There, she worked in the juvenile sex crimes unit, where she transcribed interviews, observed interviews, participated in ride-alongs and attended special events. Through this experience, she learned how police departments really function and got to apply things she learned in the classroom at Ole Miss.

Megan Suprenant, a second-year master’s student, says she has a passion to work in the field of criminal justice, either as a law enforcement officer or in an academic setting. Submitted photo

Suprenant, from Olympia Fields, Illinois, credits the faculty in the criminal justice department as the reason she wanted to further her education.

“The environment that our faculty and staff have cultivated for the Department of Criminal Justice and Legal Studies was something that I wanted to be a part of,” Suprenant said. “They make learning a fun experience, they challenge you to great depths and they are there to help you every step of the way.”

One of her favorite professors from her undergraduate time is Abigail Novak. Suprenant said Novak goes above and beyond to make sure students understand not only issues for her class but also any other topics they may be struggling with.

Novak praised Suprenant’s aptitude for the material and her success in using what she has learned.

“She does not shy away from challenging materials and hard questions and applies herself to her coursework,” Novak said. “She quickly makes connections between materials learned in the classroom and real-world policy and practice scenarios, and is able to apply her knowledge to think through its implications for the criminal justice system.”

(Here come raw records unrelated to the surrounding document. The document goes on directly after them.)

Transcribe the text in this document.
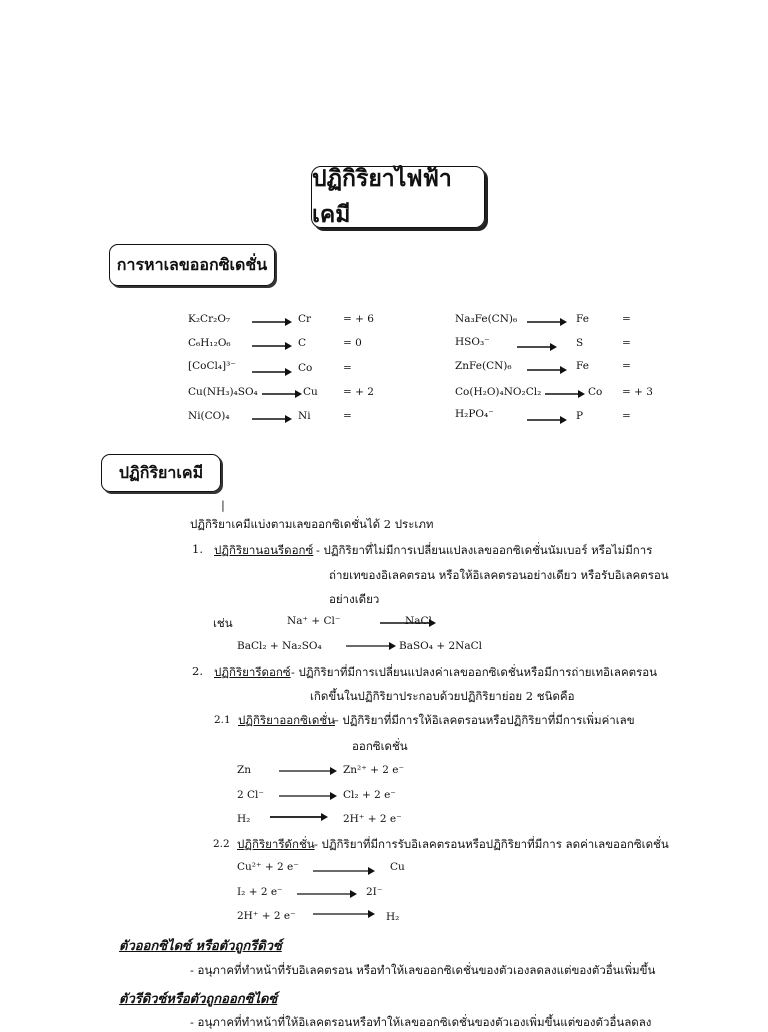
ปฏิกิริยาไฟฟ้าเคมี
การหาเลขออกซิเดชั่น
K₂Cr₂O₇	Cr	= + 6
C₆H₁₂O₆	C	= 0
[CoCl₄]³⁻	Co	=
Cu(NH₃)₄SO₄	Cu = + 2
Ni(CO)₄	Ni	=
Na₃Fe(CN)₆	Fe	=
HSO₃⁻	S	=
ZnFe(CN)₆	Fe	=
Co(H₂O)₄NO₂Cl₂	Co = + 3
H₂PO₄⁻	P	=
ปฏิกิริยาเคมี
|
ปฏิกิริยาเคมีแบ่งตามเลขออกซิเดชั่นได้ 2 ประเภท
1. ปฏิกิริยานอนรีดอกซ์ - ปฏิกิริยาที่ไม่มีการเปลี่ยนแปลงเลขออกซิเดชั่นนัมเบอร์ หรือไม่มีการ
ถ่ายเทของอิเลคตรอน หรือให้อิเลคตรอนอย่างเดียว หรือรับอิเลคตรอน
อย่างเดียว
เช่น	Na⁺ + Cl⁻	NaCl
BaCl₂ + Na₂SO₄	BaSO₄ + 2NaCl
2. ปฏิกิริยารีดอกซ์ - ปฏิกิริยาที่มีการเปลี่ยนแปลงค่าเลขออกซิเดชั่นหรือมีการถ่ายเทอิเลคตรอน
เกิดขึ้นในปฏิกิริยาประกอบด้วยปฏิกิริยาย่อย 2 ชนิดคือ
2.1 ปฏิกิริยาออกซิเดชั่น
– ปฏิกิริยาที่มีการให้อิเลคตรอนหรือปฏิกิริยาที่มีการเพิ่มค่าเลข
ออกซิเดชั่น
Zn	Zn²⁺ + 2 e⁻
2 Cl⁻	Cl₂ + 2 e⁻
H₂	2H⁺ + 2 e⁻
2.2 ปฏิกิริยารีดักชั่น - ปฏิกิริยาที่มีการรับอิเลคตรอนหรือปฏิกิริยาที่มีการ ลดค่าเลขออกซิเดชั่น
Cu²⁺ + 2 e⁻	Cu
I₂ + 2 e⁻	2I⁻
2H⁺ + 2 e⁻	H₂
ตัวออกซิไดซ์ หรือตัวถูกรีดิวซ์
- อนุภาคที่ทำหน้าที่รับอิเลคตรอน หรือทำให้เลขออกซิเดชั่นของตัวเองลดลงแต่ของตัวอื่นเพิ่มขึ้น
ตัวรีดิวซ์หรือตัวถูกออกซิไดซ์
- อนุภาคที่ทำหน้าที่ให้อิเลคตรอนหรือทำให้เลขออกซิเดชั่นของตัวเองเพิ่มขึ้นแต่ของตัวอื่นลดลง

Suprenant’s passion for forensics is what led her to this career field. In high school, she watched shows such as “Criminal Minds,” “NCIS” and “Law & Order.” She says these shows fueled her love for forensics that led her to enroll at UM as a forensic chemistry major.

She soon found that this was not a fit for her and decided to change to criminal justice. Once she started taking classes in law enforcement, she knew she loved it and wanted to pursue a career in federal law enforcement.

Suprenant said one of her biggest takeaways from the program is that there is no limit to what you can do. Her professors have made her realize that she is capable of so much more than what she used to think. They have supported her goals and pushed her to succeed.

“A fire has been lit inside me and a passion to work in the field of criminal justice is very much alive, whether it may be working in the field as an agent or pursuing my Ph.D. and teaching and conducting research,” Suprenant said.